Red Hat accidentally pre-releases information on a devastating Linux security hole, sends other vendors scrambling
By Kevin Poulsen
Nov 28 2001 1:48PM PT
On the surface, it was just another turn of the endless cycle of software release, hole discovery, and patching: operating system vendor Red Hat issued an advisory Tuesday warning the world about a serious security hole in a file transfer program that comes with Linux, and urged customers to download a patch.

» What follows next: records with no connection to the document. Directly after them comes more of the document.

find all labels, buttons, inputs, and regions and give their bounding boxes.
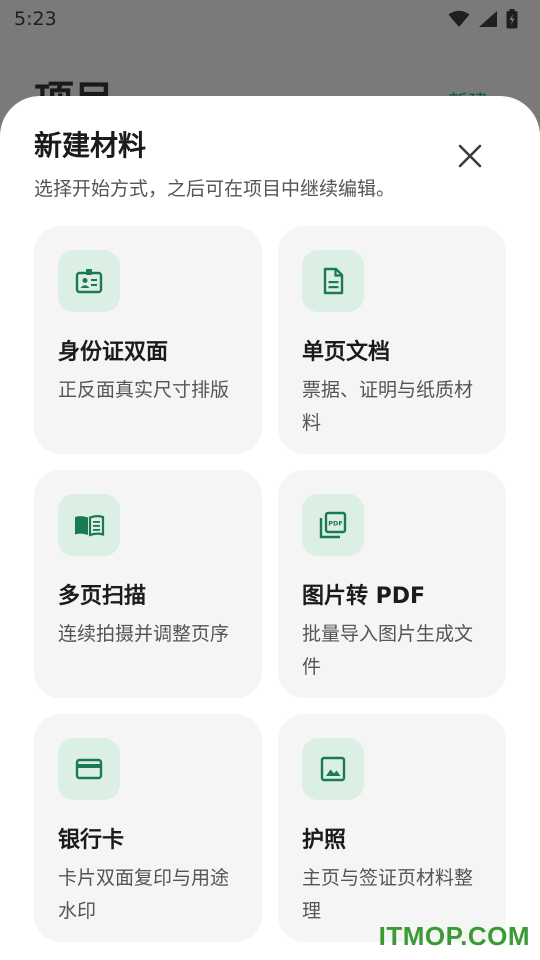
pdf-icon-wrap: PDF xyxy=(302,494,364,556)
sheet-title: 新建材料 xyxy=(34,129,147,162)
option-multi-page-scan[interactable]: 多页扫描 连续拍摄并调整页序 xyxy=(34,470,262,698)
option-title: 多页扫描 xyxy=(58,584,147,609)
sheet-subtitle: 选择开始方式，之后可在项目中继续编辑。 xyxy=(34,178,396,200)
option-grid: 身份证双面 正反面真实尺寸排版 单页文档 票据、证明与纸质材料 多页扫描 连续拍… xyxy=(34,226,506,942)
option-description: 主页与签证页材料整理 xyxy=(302,867,474,922)
status-time: 5:23 xyxy=(14,8,57,30)
book-icon-wrap xyxy=(58,494,120,556)
option-image-to-pdf[interactable]: PDF 图片转 PDF 批量导入图片生成文件 xyxy=(278,470,506,698)
book-icon xyxy=(75,515,105,537)
option-description: 正反面真实尺寸排版 xyxy=(58,379,230,401)
status-icons xyxy=(448,9,518,29)
option-description: 票据、证明与纸质材料 xyxy=(302,379,474,434)
image-icon-wrap xyxy=(302,738,364,800)
wifi-icon xyxy=(448,10,470,27)
id-card-icon-wrap xyxy=(58,250,120,312)
option-bank-card[interactable]: 银行卡 卡片双面复印与用途水印 xyxy=(34,714,262,942)
option-title: 身份证双面 xyxy=(58,340,169,365)
image-icon xyxy=(320,756,346,782)
id-card-icon xyxy=(75,269,103,294)
document-icon-wrap xyxy=(302,250,364,312)
document-icon xyxy=(323,267,344,295)
credit-card-icon xyxy=(75,758,103,780)
option-description: 批量导入图片生成文件 xyxy=(302,623,474,678)
signal-icon xyxy=(479,11,497,27)
option-passport[interactable]: 护照 主页与签证页材料整理 xyxy=(278,714,506,942)
option-description: 连续拍摄并调整页序 xyxy=(58,623,230,645)
watermark: ITMOP.COM xyxy=(378,921,530,951)
battery-icon xyxy=(506,9,518,29)
option-title: 单页文档 xyxy=(302,340,391,365)
status-bar: 5:23 xyxy=(0,0,540,38)
svg-text:PDF: PDF xyxy=(328,520,343,528)
option-title: 护照 xyxy=(302,828,347,853)
option-id-card[interactable]: 身份证双面 正反面真实尺寸排版 xyxy=(34,226,262,454)
option-title: 图片转 PDF xyxy=(302,584,426,609)
option-description: 卡片双面复印与用途水印 xyxy=(58,867,230,922)
new-material-sheet: 新建材料 选择开始方式，之后可在项目中继续编辑。 身份证双面 正反面真实尺寸排版 xyxy=(0,96,540,960)
close-button[interactable] xyxy=(450,136,490,176)
option-single-page-document[interactable]: 单页文档 票据、证明与纸质材料 xyxy=(278,226,506,454)
option-title: 银行卡 xyxy=(58,828,125,853)
pdf-icon: PDF xyxy=(319,511,347,539)
credit-card-icon-wrap xyxy=(58,738,120,800)
close-icon xyxy=(458,144,482,168)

There was just one problem: Red Hat's advisory jumped the gun on what was intended to be a simultaneous multi-vendor release, carefully coordinated by the government-funded Computer Emergency Response Team (CERT), and scheduled for December 3rd. Caught off guard, other Linux vendors were rushing Wednesday to finalize their own patches for the hole-- a memory-allocation bug in the ubiquitous Washington University WU-FTPd program.
(...)
The hole is the result of a programming error in the portion of WU-FTPd that processes file names containing special characters. BindView's Matt Power discovered in April that the server would crash if presented with the file name '~{', but the program's maintainers believed the bug could not be exploited. Then researchers at Argentina-based Core Security Technologies discovered the bug themselves in November, and proved that careful manipulation of the bug yields remote 'root' access to vulnerable systems.